We evaluated the impact of postprandial glycemia on blood levels of pro-inflammatory and anti-inflammatory cytokines during an oral glucose tolerance test in non-diabetic patients with symptoms suggesting reactive hypoglycemia. Eleven patients with clinical symptoms suggesting reactive hypoglycemia received an oral glucose solution (75 g) Blood was collected at 0 (baseline), 30, 60, 120 and 180 min after glucose ingestion and the plasma concentrations of interferon-α (IFN-α), interferon-γ (IFN-γ), interleukin-1 receptor antagonist (IL-1RA), interleukin 2 (IL-2), interleukin-2 receptor (IL-2R), interleukin 4 (IL-4), interleukin 6 (IL-6), interleukin 8 (IL-8), interleukin 10 (IL-10), interleukin-12 (IL-12), interleukin 13 (IL-13), interleukin 15 (IL-15), interleukin 17 (IL-17), IFN-γ inducible protein 10 (IP-10), monocyte chemotactic protein 1 (MCP1), monokine induced by IFN-γ (MIG), macrophage inflammatory protein-1α (MIP-1α), interleukin-1β (IL-1β), colony stimulating factor (G-CSF), granulocyte-macrophage CSF (GM-CSF), basic fibroblast growth factor (FGF-basic), eotaxin, tumor necrosis factor α (TNFα), epidermal growth factor (EGF), hepatocyte growth factor (HGF), vascular endothelial growth factor (VEGF), macrophage inflammatory protein-1α (MIP-1α), and 1β (MIP-1β) were evaluated. Overall, glycemic levels increased, reached its maximum at 30 min (phase 1), returned to baseline levels at 120 min (phase 2), followed by a mild hypoglycemia at 180 min (phase 3). During phase 1, cytokine blood levels were maintained. However, we observed a synchronous fall (P<0.05) in the concentrations of pro-inflammatory (IL-15, IL-17, MCP-1) and anti-inflammatory cytokines (FGF-basic, IL-13, IL-1RA) during phase 2. Furthermore, a simultaneous rise (P<0.05) of pro-inflammatory (IL-2, IL-5, IL-17) and anti-inflammatory cytokines (IL-4, IL-1RA, IL-2R, IL-13, FGF-basic) occurred during phase 3. Thus, mild acute hypoglycemia but not a physiological increase of glycemia was associated with increased blood levels of anti-inflammatory and pro-inflammatory cytokines.
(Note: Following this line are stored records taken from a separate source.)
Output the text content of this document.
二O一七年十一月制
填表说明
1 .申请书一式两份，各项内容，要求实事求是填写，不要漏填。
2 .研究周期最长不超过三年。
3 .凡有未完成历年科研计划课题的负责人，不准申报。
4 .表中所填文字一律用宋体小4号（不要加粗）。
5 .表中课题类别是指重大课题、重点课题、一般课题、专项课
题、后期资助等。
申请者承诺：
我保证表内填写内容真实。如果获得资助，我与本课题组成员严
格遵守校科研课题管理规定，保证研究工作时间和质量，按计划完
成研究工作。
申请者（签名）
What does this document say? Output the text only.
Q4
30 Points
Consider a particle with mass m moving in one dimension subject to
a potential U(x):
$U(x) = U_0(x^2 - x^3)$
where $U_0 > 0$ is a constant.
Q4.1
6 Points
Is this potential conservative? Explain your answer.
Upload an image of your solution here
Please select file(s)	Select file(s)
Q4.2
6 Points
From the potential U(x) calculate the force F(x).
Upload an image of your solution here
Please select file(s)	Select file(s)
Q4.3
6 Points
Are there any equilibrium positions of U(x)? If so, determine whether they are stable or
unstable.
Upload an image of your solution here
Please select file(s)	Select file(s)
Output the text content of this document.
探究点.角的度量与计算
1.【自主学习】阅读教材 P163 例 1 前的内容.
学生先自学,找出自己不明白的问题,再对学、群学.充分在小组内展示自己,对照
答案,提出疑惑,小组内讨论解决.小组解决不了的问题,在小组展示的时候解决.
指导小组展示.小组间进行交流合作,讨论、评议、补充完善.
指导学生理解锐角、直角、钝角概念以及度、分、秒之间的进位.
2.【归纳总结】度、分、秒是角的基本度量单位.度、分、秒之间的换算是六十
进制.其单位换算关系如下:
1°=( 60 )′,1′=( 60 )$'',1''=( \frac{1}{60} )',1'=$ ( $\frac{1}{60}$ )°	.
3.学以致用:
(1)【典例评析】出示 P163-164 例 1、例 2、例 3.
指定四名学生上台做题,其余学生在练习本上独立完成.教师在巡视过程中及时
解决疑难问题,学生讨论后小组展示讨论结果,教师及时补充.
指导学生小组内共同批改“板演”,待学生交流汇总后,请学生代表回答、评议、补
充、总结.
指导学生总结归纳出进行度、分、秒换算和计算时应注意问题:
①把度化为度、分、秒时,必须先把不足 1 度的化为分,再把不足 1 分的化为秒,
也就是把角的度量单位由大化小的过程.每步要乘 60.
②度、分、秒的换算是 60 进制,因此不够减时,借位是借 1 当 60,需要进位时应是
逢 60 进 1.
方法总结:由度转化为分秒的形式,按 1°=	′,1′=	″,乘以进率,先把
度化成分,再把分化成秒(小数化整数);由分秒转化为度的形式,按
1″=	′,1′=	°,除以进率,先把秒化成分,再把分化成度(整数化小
本研究针对存在疑似反应性低血糖（reactive hypoglycemia）症状的非糖尿病患者，于口服葡萄糖耐量试验（oral glucose tolerance test）期间，探究餐后血糖对血液促炎细胞因子（pro-inflammatory cytokines）与抗炎细胞因子（anti-inflammatory cytokines）水平的影响。本研究纳入11例存在疑似反应性低血糖临床症状的受试者，给予其口服75g葡萄糖溶液。分别于葡萄糖摄入后0min（基线）、30min、60min、120min及180min采集血液样本，对血浆中干扰素-α（IFN-α）、干扰素-γ（IFN-γ）、白细胞介素-1受体拮抗剂（IL-1RA）、白细胞介素-2（IL-2）、白细胞介素-2受体（IL-2R）、白细胞介素-4（IL-4）、白细胞介素-6（IL-6）、白细胞介素-8（IL-8）、白细胞介素-10（IL-10）、白细胞介素-12（IL-12）、白细胞介素-13（IL-13）、白细胞介素-15（IL-15）、白细胞介素-17（IL-17）、干扰素-γ诱导蛋白10（IP-10）、单核细胞趋化蛋白1（MCP1）、干扰素-γ诱导单核因子（MIG）、巨噬细胞炎症蛋白-1α（MIP-1α）、白细胞介素-1β（IL-1β）、粒细胞集落刺激因子（G-CSF）、粒细胞-巨噬细胞集落刺激因子（GM-CSF）、碱性成纤维细胞生长因子（FGF-basic）、嗜酸性粒细胞趋化因子（eotaxin）、肿瘤坏死因子-α（TNFα）、表皮生长因子（EGF）、肝细胞生长因子（HGF）、血管内皮生长因子（VEGF）、巨噬细胞炎症蛋白-1α（MIP-1α）及巨噬细胞炎症蛋白-1β（MIP-1β）的浓度进行检测。整体而言，受试者血糖水平先升高，于30min达到峰值（阶段1），随后于120min回落至基线水平（阶段2），最终在180min出现轻度低血糖反应（阶段3）。阶段1期间，血液细胞因子水平保持稳定。而在阶段2，我们观察到促炎细胞因子（IL-15、IL-17、MCP-1）与抗炎细胞因子（FGF-basic、IL-13、IL-1RA）的浓度同步下降（P<0.05）。此外，在阶段3，促炎细胞因子（IL-2、IL-5、IL-17）与抗炎细胞因子（IL-4、IL-1RA、IL-2R、IL-13、FGF-basic）的浓度同时升高（P<0.05）。由此可见，血液中抗炎与促炎细胞因子水平升高与轻度急性低血糖相关，而非生理性血糖升高。